Israel é o segundo pior infrator do mundo, depois do Haiti, ao deixar impune o assassinato de jornalistas, de acordo com um novo relatório do Comitê para a Proteção dos Jornalistas.

De acordo com o CPJ Índice Global de Impunidade 2024divulgado na quarta-feira, a Somália, a Síria e o Sudão do Sul completam a lista dos cinco principais países que permitem aos assassinos de jornalistas escapar à justiça.

O índice do CPJ também observou que, globalmente, ninguém é responsabilizado por 80 por cento dos casos relacionados com o assassinato de jornalistas, e em pelo menos 241 assassinatos houve provas de que os jornalistas foram directamente visados ​​pelo seu trabalho.

O índice – que foi lançado em 2008 – abrange este ano 13 nações e inclui democracias e governos não democráticos.

O Haiti, que está no topo da lista, tem sido desafiado pela ascensão de gangues criminosas, que desempenharam um papel na desestabilização das instituições administrativas e judiciais do país, resultando nos assassinatos de pelo menos sete jornalistas que permanecem sem solução no país, disse o índice.

Enquanto isso, Israel, que ocupa o segundo lugar na lista, apareceu no índice pela primeira vez desde a sua criação.

O CPJ afirmou que “o fracasso do país em responsabilizar alguém pelo assassinato selectivo de cinco jornalistas em Gaza e no Líbano num ano de guerra implacável” resultou na sua classificação no índice.

Embora a ONG responsável pela liberdade de imprensa esteja a investigar os assassinatos de pelo menos 10 jornalistas, o CPJ afirmou que o número de jornalistas assassinados pode ainda ser maior, tendo em conta a escala da guerra de Israel em Gaza e no Líbano.

Israel ‘alvou deliberadamente jornalistas’

“O que fica claro no nosso índice é que Israel não está comprometido em investigar ou punir aqueles que mataram jornalistas… Israel tem deliberadamente visado jornalistas por serem jornalistas”, disse a Chefe do Executivo do CPJ, Jodie Ginsberg, à Al Jazeera.

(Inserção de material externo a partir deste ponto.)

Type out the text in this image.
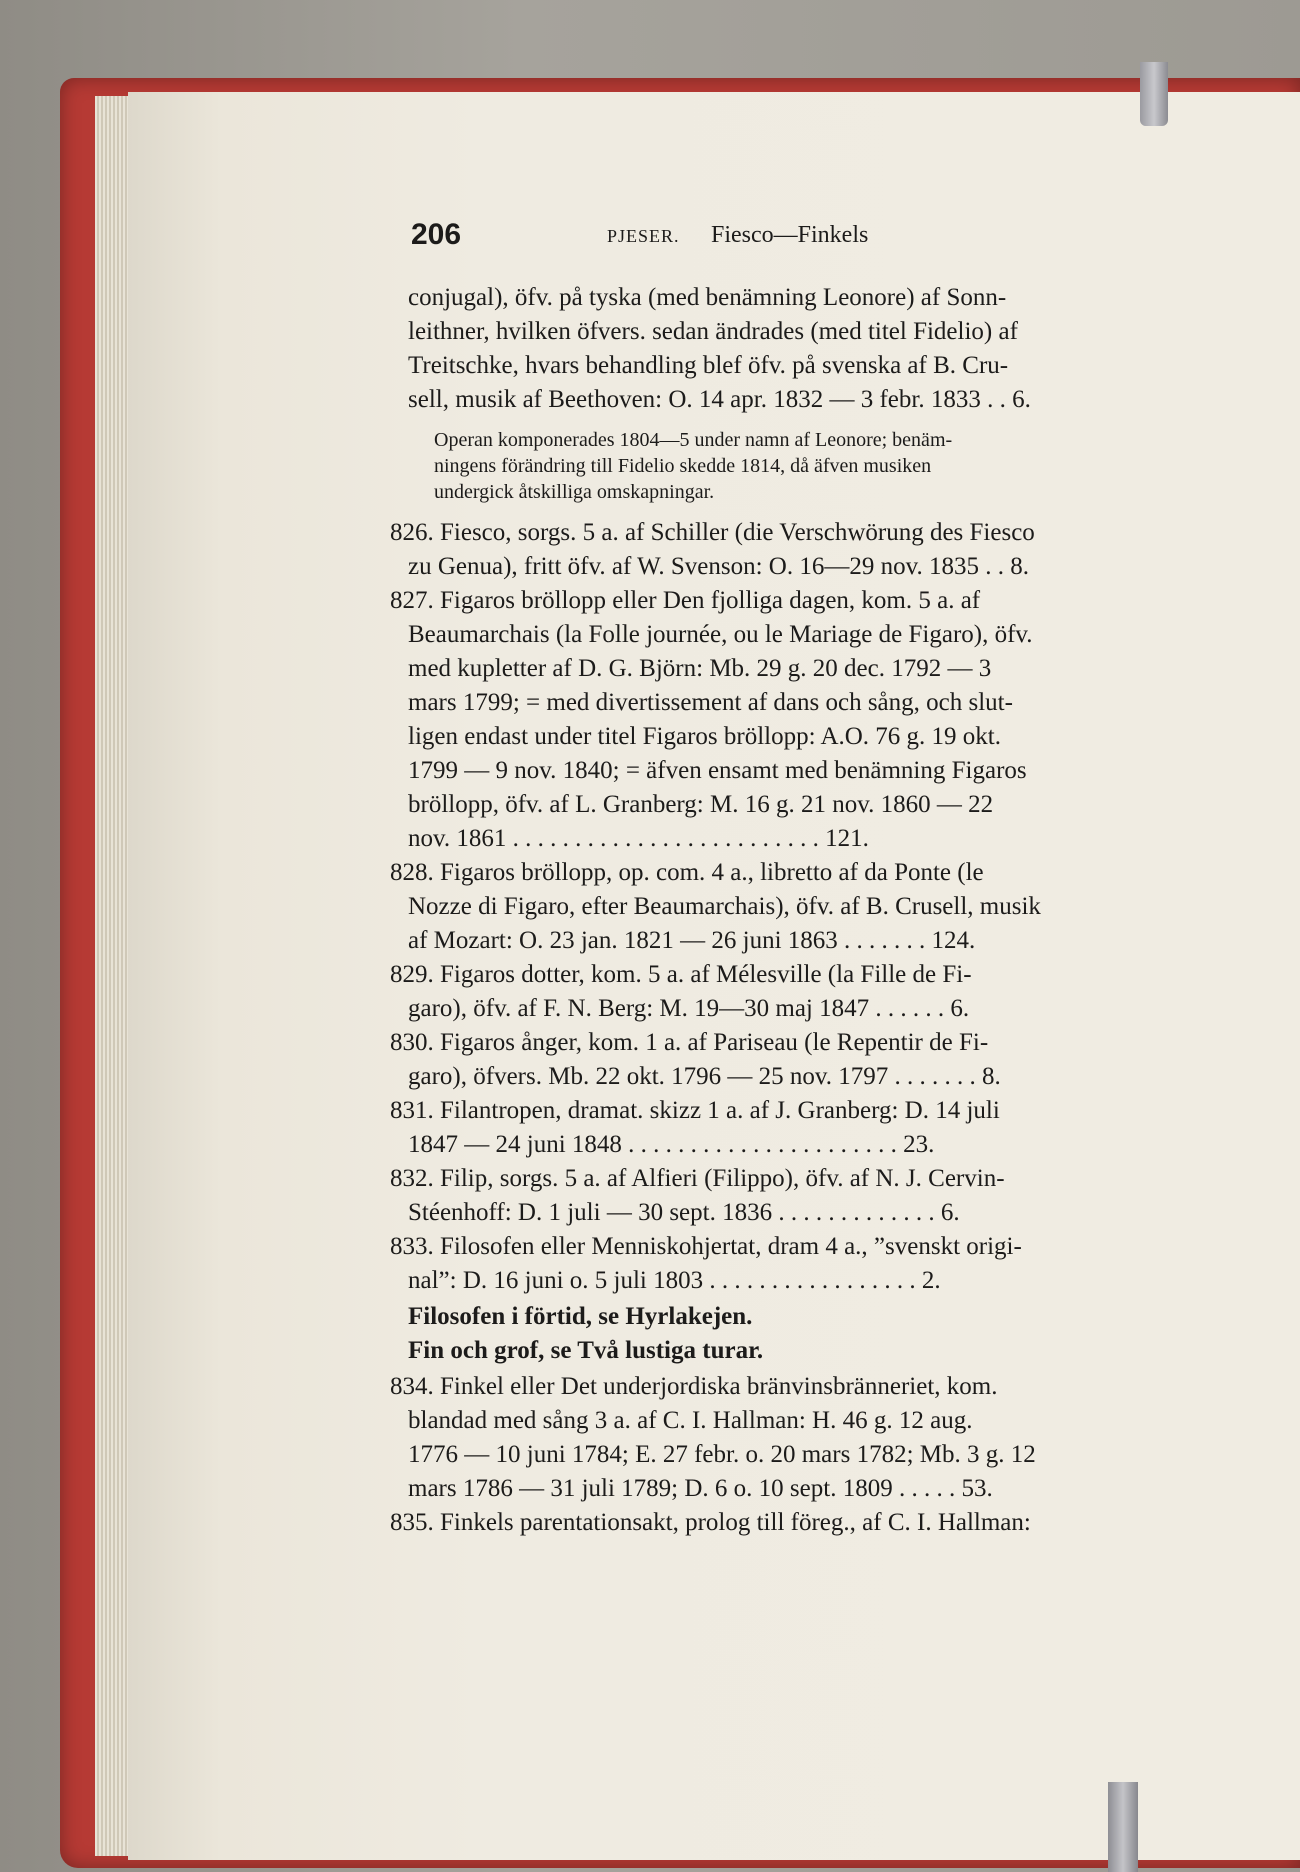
206	PJESER. Fiesco—Finkels
conjugal), öfv. på tyska (med benämning Leonore) af Sonn-
leithner, hvilken öfvers. sedan ändrades (med titel Fidelio) af
Treitschke, hvars behandling blef öfv. på svenska af B. Cru-
sell, musik af Beethoven: O. 14 apr. 1832 — 3 febr. 1833 . . 6.
Operan komponerades 1804—5 under namn af Leonore; benäm-
ningens förändring till Fidelio skedde 1814, då äfven musiken
undergick åtskilliga omskapningar.
826. Fiesco, sorgs. 5 a. af Schiller (die Verschwörung des Fiesco
zu Genua), fritt öfv. af W. Svenson: O. 16—29 nov. 1835 . . 8.
827. Figaros bröllopp eller Den fjolliga dagen, kom. 5 a. af
Beaumarchais (la Folle journée, ou le Mariage de Figaro), öfv.
med kupletter af D. G. Björn: Mb. 29 g. 20 dec. 1792 — 3
mars 1799; = med divertissement af dans och sång, och slut-
ligen endast under titel Figaros bröllopp: A.O. 76 g. 19 okt.
1799 — 9 nov. 1840; = äfven ensamt med benämning Figaros
bröllopp, öfv. af L. Granberg: M. 16 g. 21 nov. 1860 — 22
nov. 1861 . . . . . . . . . . . . . . . . . . . . . . . . . 121.
828. Figaros bröllopp, op. com. 4 a., libretto af da Ponte (le
Nozze di Figaro, efter Beaumarchais), öfv. af B. Crusell, musik
af Mozart: O. 23 jan. 1821 — 26 juni 1863 . . . . . . . 124.
829. Figaros dotter, kom. 5 a. af Mélesville (la Fille de Fi-
garo), öfv. af F. N. Berg: M. 19—30 maj 1847 . . . . . . 6.
830. Figaros ånger, kom. 1 a. af Pariseau (le Repentir de Fi-
garo), öfvers. Mb. 22 okt. 1796 — 25 nov. 1797 . . . . . . . 8.
831. Filantropen, dramat. skizz 1 a. af J. Granberg: D. 14 juli
1847 — 24 juni 1848 . . . . . . . . . . . . . . . . . . . . . . 23.
832. Filip, sorgs. 5 a. af Alfieri (Filippo), öfv. af N. J. Cervin-
Stéenhoff: D. 1 juli — 30 sept. 1836 . . . . . . . . . . . . . 6.
833. Filosofen eller Menniskohjertat, dram 4 a., ”svenskt origi-
nal”: D. 16 juni o. 5 juli 1803 . . . . . . . . . . . . . . . . . 2.
Filosofen i förtid, se Hyrlakejen.
Fin och grof, se Två lustiga turar.
834. Finkel eller Det underjordiska bränvinsbränneriet, kom.
blandad med sång 3 a. af C. I. Hallman: H. 46 g. 12 aug.
1776 — 10 juni 1784; E. 27 febr. o. 20 mars 1782; Mb. 3 g. 12
mars 1786 — 31 juli 1789; D. 6 o. 10 sept. 1809 . . . . . 53.
835. Finkels parentationsakt, prolog till föreg., af C. I. Hallman:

Ela disse que, em alguns casos, Israel anunciou os assassinatos, alegando, sem provas, que os repórteres eram “terroristas”. Em outros, como o assassinato de três jornalistas libaneses na semana passadaficou claro que eles eram o alvo, já que não havia mais nada na área.

Pelo menos 128 jornalistas e profissionais da mídia estão entre as dezenas de milhares de pessoas que Israel morto em Gaza, na Cisjordânia e no Líbano durante o ano passado – o período mais mortífero para os jornalistas desde que o CPJ começou a registar os assassinatos, há mais de quatro décadas.

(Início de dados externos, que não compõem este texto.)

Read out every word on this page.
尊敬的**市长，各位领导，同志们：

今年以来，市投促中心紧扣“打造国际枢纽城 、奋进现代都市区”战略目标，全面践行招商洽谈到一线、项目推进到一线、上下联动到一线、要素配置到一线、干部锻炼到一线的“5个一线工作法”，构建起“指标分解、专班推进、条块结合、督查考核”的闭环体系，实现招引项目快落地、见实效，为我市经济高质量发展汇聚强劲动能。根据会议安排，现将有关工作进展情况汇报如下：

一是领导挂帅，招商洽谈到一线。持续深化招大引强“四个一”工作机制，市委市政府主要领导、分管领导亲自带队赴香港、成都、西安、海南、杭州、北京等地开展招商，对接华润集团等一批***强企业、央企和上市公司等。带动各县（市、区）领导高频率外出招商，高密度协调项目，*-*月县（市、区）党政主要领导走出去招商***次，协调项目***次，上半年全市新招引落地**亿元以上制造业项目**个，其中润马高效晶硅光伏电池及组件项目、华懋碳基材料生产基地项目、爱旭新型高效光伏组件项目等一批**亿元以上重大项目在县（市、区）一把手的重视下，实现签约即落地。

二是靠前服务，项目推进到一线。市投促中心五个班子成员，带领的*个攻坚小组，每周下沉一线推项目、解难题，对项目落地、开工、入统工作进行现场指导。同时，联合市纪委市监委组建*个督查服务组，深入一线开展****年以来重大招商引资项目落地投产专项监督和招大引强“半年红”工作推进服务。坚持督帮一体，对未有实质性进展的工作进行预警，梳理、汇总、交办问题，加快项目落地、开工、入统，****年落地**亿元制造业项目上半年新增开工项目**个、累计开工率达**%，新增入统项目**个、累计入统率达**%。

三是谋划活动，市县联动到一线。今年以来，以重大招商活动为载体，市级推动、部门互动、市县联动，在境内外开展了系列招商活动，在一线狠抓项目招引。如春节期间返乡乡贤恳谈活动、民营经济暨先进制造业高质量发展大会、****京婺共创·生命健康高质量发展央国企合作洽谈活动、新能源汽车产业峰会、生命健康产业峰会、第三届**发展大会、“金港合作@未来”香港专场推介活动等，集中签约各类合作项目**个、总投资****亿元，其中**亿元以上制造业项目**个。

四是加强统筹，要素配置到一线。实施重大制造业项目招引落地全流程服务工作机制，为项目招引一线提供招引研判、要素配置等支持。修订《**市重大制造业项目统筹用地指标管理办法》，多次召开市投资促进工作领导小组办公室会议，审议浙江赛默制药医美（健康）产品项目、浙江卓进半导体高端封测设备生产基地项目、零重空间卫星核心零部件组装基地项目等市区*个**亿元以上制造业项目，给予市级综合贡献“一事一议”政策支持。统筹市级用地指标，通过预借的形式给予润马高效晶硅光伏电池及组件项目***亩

O índice do CPJ também observou que o México registou o maior número global de assassinatos impunes de jornalistas – 21 – durante o período do índice e ocupa o oitavo lugar no índice devido à sua população considerável.

Países asiáticos como Afeganistão, Myanmar, Paquistão e Filipinas têm aparecido regularmente no índice desde a sua criação.

Apelando à comunidade internacional para ajudar os jornalistas, Ginsberg disse num comunicado: “O assassinato é a arma definitiva para silenciar os jornalistas”.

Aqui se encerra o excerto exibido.